16-825 Learning for 3D Vision • Fall 2025
Name: Haejoon Lee (andrewid: haejoonl)

Assignment 4: 3D Generation with Score Distillation Sampling

Table of Contents

Part 1: 3D Gaussian Splatting

1.1.5 3D Gaussian Rasterization (35 points)

Implemented a 3D Gaussian rasterization pipeline in PyTorch, including projection of 3D Gaussians to 2D, evaluation of 2D Gaussians, filtering and sorting, alpha and transmittance computation, and splatting for color blending.

Implementation Overview

The rasterization pipeline consists of several key steps:

  1. Project 3D Gaussians to 2D: Compute 2D mean and covariance from 3D Gaussian parameters using camera projection
  2. Evaluate 2D Gaussians: Compute the power (exponent) of 2D Gaussian at each pixel location
  3. Filter and Sort: Filter Gaussians behind the camera and sort by depth
  4. Compute Alphas and Transmittance: Calculate alpha values and transmittance for proper alpha blending
  5. Perform Splatting: Blend colors using alpha and transmittance values

Results

3D Gaussian rendering without spherical harmonics

Rendering of pre-trained 3D Gaussians (view-independent, DC component only)

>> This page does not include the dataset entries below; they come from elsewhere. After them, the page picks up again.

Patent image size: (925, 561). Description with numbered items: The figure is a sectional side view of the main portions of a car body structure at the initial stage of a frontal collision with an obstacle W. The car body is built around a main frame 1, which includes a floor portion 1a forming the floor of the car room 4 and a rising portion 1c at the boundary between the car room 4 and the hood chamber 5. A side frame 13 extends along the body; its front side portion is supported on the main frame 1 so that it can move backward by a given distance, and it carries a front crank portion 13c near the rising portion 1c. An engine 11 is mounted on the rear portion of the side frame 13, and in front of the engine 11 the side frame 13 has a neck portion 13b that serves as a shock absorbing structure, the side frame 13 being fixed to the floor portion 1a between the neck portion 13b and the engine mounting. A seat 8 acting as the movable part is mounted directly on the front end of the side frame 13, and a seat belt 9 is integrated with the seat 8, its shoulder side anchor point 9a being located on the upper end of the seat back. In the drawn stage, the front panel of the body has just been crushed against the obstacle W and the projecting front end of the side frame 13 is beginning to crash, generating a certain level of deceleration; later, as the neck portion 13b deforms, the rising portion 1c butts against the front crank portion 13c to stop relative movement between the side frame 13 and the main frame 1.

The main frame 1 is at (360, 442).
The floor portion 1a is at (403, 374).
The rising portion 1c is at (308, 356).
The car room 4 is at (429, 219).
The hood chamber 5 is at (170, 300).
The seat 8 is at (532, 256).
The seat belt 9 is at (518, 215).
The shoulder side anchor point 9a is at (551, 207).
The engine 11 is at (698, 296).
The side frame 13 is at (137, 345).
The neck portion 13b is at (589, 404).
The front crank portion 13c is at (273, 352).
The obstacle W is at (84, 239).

1.2.2 Training 3D Gaussian Representations (15 points)

Implemented training code to optimize 3D Gaussians from multi-view images and a point cloud initialization. The training includes making parameters trainable, setting up optimizers with different learning rates, and implementing the forward pass with loss computation.

Training Details

Learning Rates Used

  • Means (positions): 0.0001 (smaller learning rate for stable geometry)
  • Opacities: 0.01 (larger learning rate for faster convergence)
  • Colors: 0.01 (larger learning rate for appearance)
  • Scales (for isotropic Gaussians): 0.005 (moderate learning rate)

Number of Iterations: 2000 iterations

Loss Function: L1 loss between predicted and ground truth images

Training Progress

Training progress

Training Progress: Top row shows predicted renderings, bottom row shows ground truth

Final Results

Final renders

Final Rendered Views After Training

Performance Metrics

PSNR: 29.334

SSIM: 0.939

1.3.1 Rendering Using Spherical Harmonics (10 points)

Extended the rasterizer to support view-dependent rendering using spherical harmonics. This enables rendering of pre-trained 3D Gaussians with full spherical harmonic coefficients, capturing view-dependent effects like reflections and specular highlights.

Implementation

The key addition is the colours_from_spherical_harmonics function, which evaluates spherical harmonic basis functions given viewing directions and combines them with the learned SH coefficients to produce view-dependent colors.

Comparison: With vs. Without Spherical Harmonics

Without Spherical Harmonics (Q1.1.5)

Without SH

View-independent rendering (DC component only)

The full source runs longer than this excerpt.